Green conversion of waste polyester into few-layer graphene for interfacial solar-driven evaporation and hydroelectric electricity generation

Abstract

The coupling of solar-driven interfacial evaporation with hydrovoltaic technology is emerged as a hopeful approach to alleviate energy crisis and freshwater shortage. However, constructing low-cost evaporators with high-performance freshwater and electricity co-generation and unveiling the co-generation mechanism remain a grand challenge. Herein, we report the green transformation of waste poly(ε-caprolactone) into graphene through a salt-assisted carbonization strategy and build a flexible bi-functional graphene-based evaporator for freshwater and electricity co-generation. The graphene exhibits a typical wrinkled structure with curved edges and is composed of 7–8 discontinuous layers with rich oxygen-containing groups.
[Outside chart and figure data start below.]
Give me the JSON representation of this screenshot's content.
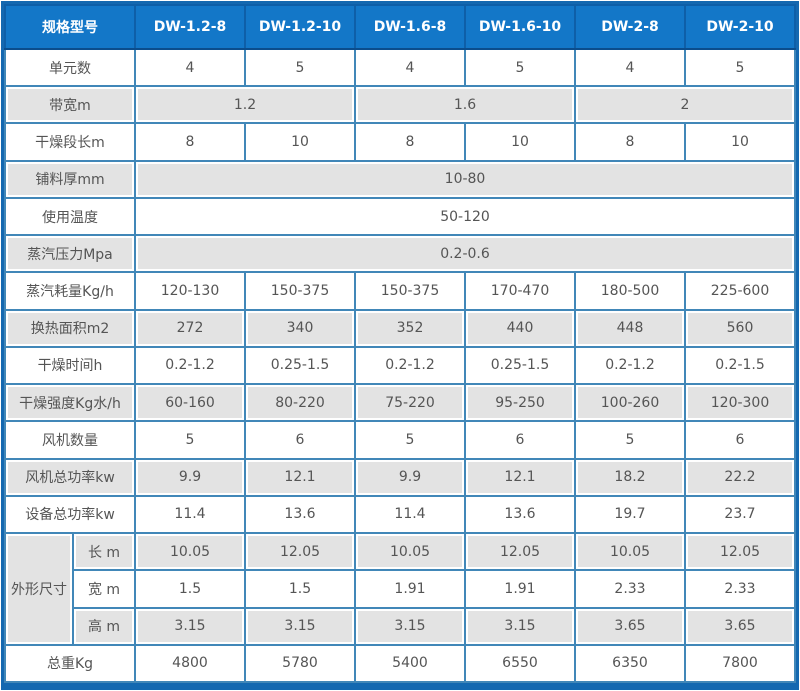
{
  "colors": {
    "header_bg": "#1377c8",
    "header_text": "#ffffff",
    "frame_blue": "#1468b0",
    "cell_border": "#4187b8",
    "row_alt_gray": "#e3e3e3",
    "body_text": "#555555"
  },
  "table": {
    "corner_label": "规格型号",
    "models": [
      "DW-1.2-8",
      "DW-1.2-10",
      "DW-1.6-8",
      "DW-1.6-10",
      "DW-2-8",
      "DW-2-10"
    ],
    "rows": [
      {
        "label": "单元数",
        "values": [
          "4",
          "5",
          "4",
          "5",
          "4",
          "5"
        ]
      },
      {
        "label": "带宽m",
        "values": [
          "1.2",
          "1.6",
          "2"
        ],
        "colspan": 2
      },
      {
        "label": "干燥段长m",
        "values": [
          "8",
          "10",
          "8",
          "10",
          "8",
          "10"
        ]
      },
      {
        "label": "铺料厚mm",
        "values": [
          "10-80"
        ],
        "colspan": 6
      },
      {
        "label": "使用温度",
        "values": [
          "50-120"
        ],
        "colspan": 6
      },
      {
        "label": "蒸汽压力Mpa",
        "values": [
          "0.2-0.6"
        ],
        "colspan": 6
      },
      {
        "label": "蒸汽耗量Kg/h",
        "values": [
          "120-130",
          "150-375",
          "150-375",
          "170-470",
          "180-500",
          "225-600"
        ]
      },
      {
        "label": "换热面积m2",
        "values": [
          "272",
          "340",
          "352",
          "440",
          "448",
          "560"
        ]
      },
      {
        "label": "干燥时间h",
        "values": [
          "0.2-1.2",
          "0.25-1.5",
          "0.2-1.2",
          "0.25-1.5",
          "0.2-1.2",
          "0.2-1.5"
        ]
      },
      {
        "label": "干燥强度Kg水/h",
        "values": [
          "60-160",
          "80-220",
          "75-220",
          "95-250",
          "100-260",
          "120-300"
        ]
      },
      {
        "label": "风机数量",
        "values": [
          "5",
          "6",
          "5",
          "6",
          "5",
          "6"
        ]
      },
      {
        "label": "风机总功率kw",
        "values": [
          "9.9",
          "12.1",
          "9.9",
          "12.1",
          "18.2",
          "22.2"
        ]
      },
      {
        "label": "设备总功率kw",
        "values": [
          "11.4",
          "13.6",
          "11.4",
          "13.6",
          "19.7",
          "23.7"
        ]
      }
    ],
    "dimensions": {
      "group_label": "外形尺寸",
      "rows": [
        {
          "label": "长 m",
          "values": [
            "10.05",
            "12.05",
            "10.05",
            "12.05",
            "10.05",
            "12.05"
          ]
        },
        {
          "label": "宽 m",
          "values": [
            "1.5",
            "1.5",
            "1.91",
            "1.91",
            "2.33",
            "2.33"
          ]
        },
        {
          "label": "高 m",
          "values": [
            "3.15",
            "3.15",
            "3.15",
            "3.15",
            "3.65",
            "3.65"
          ]
        }
      ]
    },
    "footer": {
      "label": "总重Kg",
      "values": [
        "4800",
        "5780",
        "5400",
        "6550",
        "6350",
        "7800"
      ]
    }
  }
}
The graphene-based evaporator exhibits excellent sunlight absorption (98%), photo-to-thermal conversion property, good water transport ability, low water evaporation enthalpy, and low thermal conductivity of 0.06 W m−1 K−1. The evaporator not only exhibits a notable water evaporation rate (2.92 kg m−2 h−1), but also achieves the maximum output voltage of 310 mV, surpassing many previously reported evaporators/generators. The result of molecular dynamics simulation proves the diffusion difference between H+ and OH− in water and graphene, which eventually leads to the voltage generation. Not only will this work help to improve the upcycling of waste plastics and achieve carbon neutrality, but it will also open an avenue for co-generation of freshwater and electricity.